Before you make the over-simplified claim that it is merely my love for a certain Nick (who got the boot last night) clouding my vision of a masterful entertainment, let me explain.
Though I often hate reality television, I have nothing against the genre. I think reality shows are, at their core, capable of brilliance (the same as any genre --it all depends on execution). I often enjoy them in their first season only to be entirely annoyed in the second because they always make the same mistakes as other reality shows; i.e. surprised by their initial success they desperately clamor to recreate the exact-formula which produced the sensation, and thereby rob the show of its organic magic by constantly trying to cast the first spell again.
This happened with the granddaddy of all reality shows: The Real World. The first season, an obvious experiment on the part of MTV, was absolutely intoxicating. Full of promise, impossible to see where it was going... unexpected friendships developed, super tense fights erupted sometimes blindsiding you. Etcetera. By the second season, the "performers" chosen were already too aware of what they were 'supposed to do' --get in fights, make outre decisions to gain camera time, etc... Now, many season later, the casting is always atrocious. They're always trying to fill "slots" -the party girl, the naive girl or boy, the jock, the gayboy, the drunk, etc... rather than coming up with a new group of people who will be interesting in and of themselves. Let the drama develop organically. It will. Drama always does if you've cast people with 'personality'
I could go on but I'll try and wrap up.
This same disease has infected Project Runway. How else to explain Santino's survival week after week after week (often he's in the bottom two) other than a "producers decision" because they feel he's their "Wendy Pepper" this year, the less attractive weirdly off-putting "villain" of the season. From the early episodes it was clear that he was the contestant they'd chosen to build the show's drama around through their editing choices. It's almost as if the producers don't realize that the fervent fanbase for this show finds ALL sorts of things interesting about the other characters and the contest itself. Look around the internet and find out. Santino is hardly the only calling card for the show's hit status. The reason why I absolutely know this to be true (the theorized producer interference I mean) is that the usually capable judges (on no other "contest" show are they as predictable in their adherence to judging based on merit as opposed to personality) are bending over backwards and changing the voting criteria every week to allow him to stay.
In an earlier challenge Emmett was booted opposite Santino because Santino was "ambitious" and was 'at least trying something innovative' -even though he had obviously designed the least practical most impossible to wear outfit. Emmett's outfit was ugly, simple, and unflattering. This week Nick is told that his "ambition did him in" in order for Santino to stay. Santino's garmet was ugly, simple, and unflattering. Last week Zulema is excised because her dress has ugly hems and "construction problems". This week Santino's outfit has a sleeve that FALLS OFF on the runway but he still gets to stay.
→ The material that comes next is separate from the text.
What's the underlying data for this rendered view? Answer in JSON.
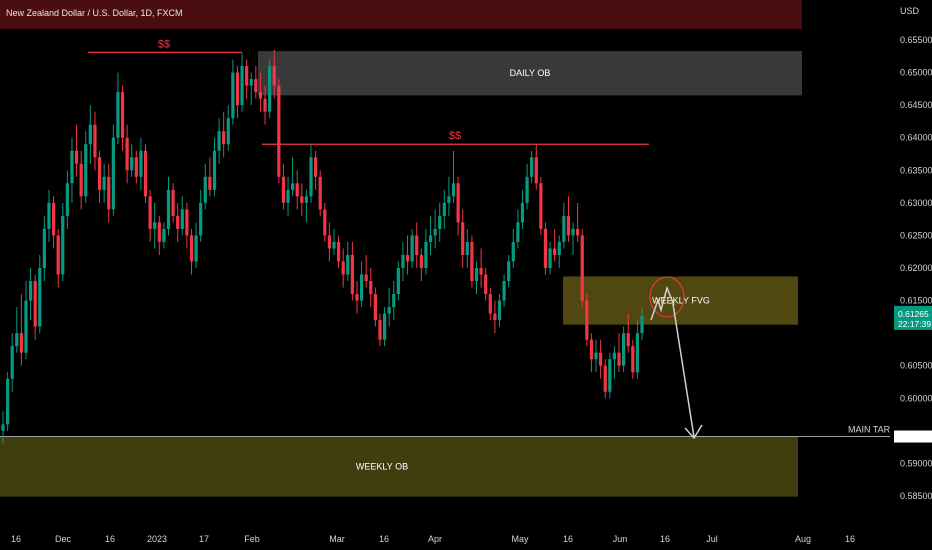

I am so angry this morning that such a reliably honest show (the ONE contest that's about talent) looks to be falling into the same pits and traps as countless other less interesting shows by making it about "drama" and "personality" instead of about the actual competition. If last night is any indication season 3 will just suck. Just spot the "villain" in the first two episodes and watch him/her make it to the final 3 to keep the 'drama' alive. As if drama can only be achieved with one type of storyline --the storyline from the first time you tried your experiment! For a show about innovation and artistic creation, they sure got all spread-sheet and factory like last night with their decision making.